When former Fed chief Ben Bernanke hinted at unwinding
the Fed's balance sheet three years ago, bond yields soared. Some are starting
to go up again. If we spook the markets again, the government and other big
borrowers lose.
One-time tricks won't fix U.S. finances. Congress and the
next president need to get together and match taxes to spending. Or keep
borrowing money - while it's still cheap.
I ran all that by Meyer. He's sticking to his guns:
"Spending is stimulative. . . . So whatever harm
might be done by selling assets could be offset if the profits were reinvested
in productive infrastructure."
"Nothing the Fed does is carved in stone. They
promised four rate hikes this year," but there have been none since the
lone 0.25 percent hike last December, "and we might get one more before
the end of the year. . . . They set the table for Dinner at 8, but it's really
the script for Waiting for Godot."
"Classic economic and monetary policies aren't
working because they have been overused for too long a period. . . . Too much
money is sloshing around, yet consumers and corporations are hesitant to spend
and to borrow. If they don't raise interest rates and the economy turns [bad]
again, they are going to have to further load up the balance sheet."
Seeking workers
Import labor? A lot of the people who want improved
infrastructure stand to benefit personally - contractors, trade unionists, bond
salespeople.
But I wonder: With unemployment under 5 percent - as
security and customer-service employers are telling me they can't find workers
- as dozens of cranes dot Philadelphia's skyline, keeping crews busy - who's
going to take all these government jobs?
Will "discouraged workers" arise from their
cousins' basements to hang iron and pour concrete? Will we need to import more
Latin Americans and Africans?
"We are going to have to train some new folks,"

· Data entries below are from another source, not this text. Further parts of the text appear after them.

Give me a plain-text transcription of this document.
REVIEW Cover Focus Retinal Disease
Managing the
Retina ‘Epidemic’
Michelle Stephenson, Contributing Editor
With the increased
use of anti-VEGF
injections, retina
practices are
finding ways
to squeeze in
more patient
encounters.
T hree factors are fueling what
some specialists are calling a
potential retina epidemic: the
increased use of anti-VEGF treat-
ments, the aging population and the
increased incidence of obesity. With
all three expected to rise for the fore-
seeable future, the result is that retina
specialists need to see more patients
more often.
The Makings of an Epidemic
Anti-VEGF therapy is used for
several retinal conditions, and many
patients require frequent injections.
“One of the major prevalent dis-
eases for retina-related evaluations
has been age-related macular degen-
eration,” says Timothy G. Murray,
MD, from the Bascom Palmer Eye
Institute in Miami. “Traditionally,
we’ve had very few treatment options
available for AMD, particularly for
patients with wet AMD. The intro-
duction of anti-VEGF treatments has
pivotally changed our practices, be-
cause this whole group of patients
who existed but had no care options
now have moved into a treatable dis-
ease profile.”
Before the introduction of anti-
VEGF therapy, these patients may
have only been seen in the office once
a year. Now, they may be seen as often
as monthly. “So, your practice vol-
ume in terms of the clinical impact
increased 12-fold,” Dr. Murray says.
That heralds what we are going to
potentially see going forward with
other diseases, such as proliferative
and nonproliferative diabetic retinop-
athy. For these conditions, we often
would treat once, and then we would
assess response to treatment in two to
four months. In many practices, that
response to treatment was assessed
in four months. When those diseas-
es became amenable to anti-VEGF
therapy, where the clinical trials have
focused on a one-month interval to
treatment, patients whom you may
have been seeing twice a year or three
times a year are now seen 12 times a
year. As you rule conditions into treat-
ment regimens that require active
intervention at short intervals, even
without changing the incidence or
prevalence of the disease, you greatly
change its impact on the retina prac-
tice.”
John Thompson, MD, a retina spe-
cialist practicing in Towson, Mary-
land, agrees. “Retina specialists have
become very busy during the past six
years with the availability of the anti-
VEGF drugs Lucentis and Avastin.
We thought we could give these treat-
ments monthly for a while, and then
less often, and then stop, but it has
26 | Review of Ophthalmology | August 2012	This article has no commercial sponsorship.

says Rick Bloomingdale, president of the Pennsylvania AFL-CIO.
"We still have people in places where they are
chronically unemployed," he said. Contractors "may have to open up
recruiting and encourage more people to move where the work is."
Long term, he's not so sure there will be a labor
shortage. Private construction moves in cycles, and public project design
"takes time," Bloomingdale said. The building trades "will open
their apprenticeship classes if they know there will be work."
Also, "people are going to have to pay higher
wages," the labor leader said. "If you can't find people at $10,
maybe you can find them at $18. And that's a good thing."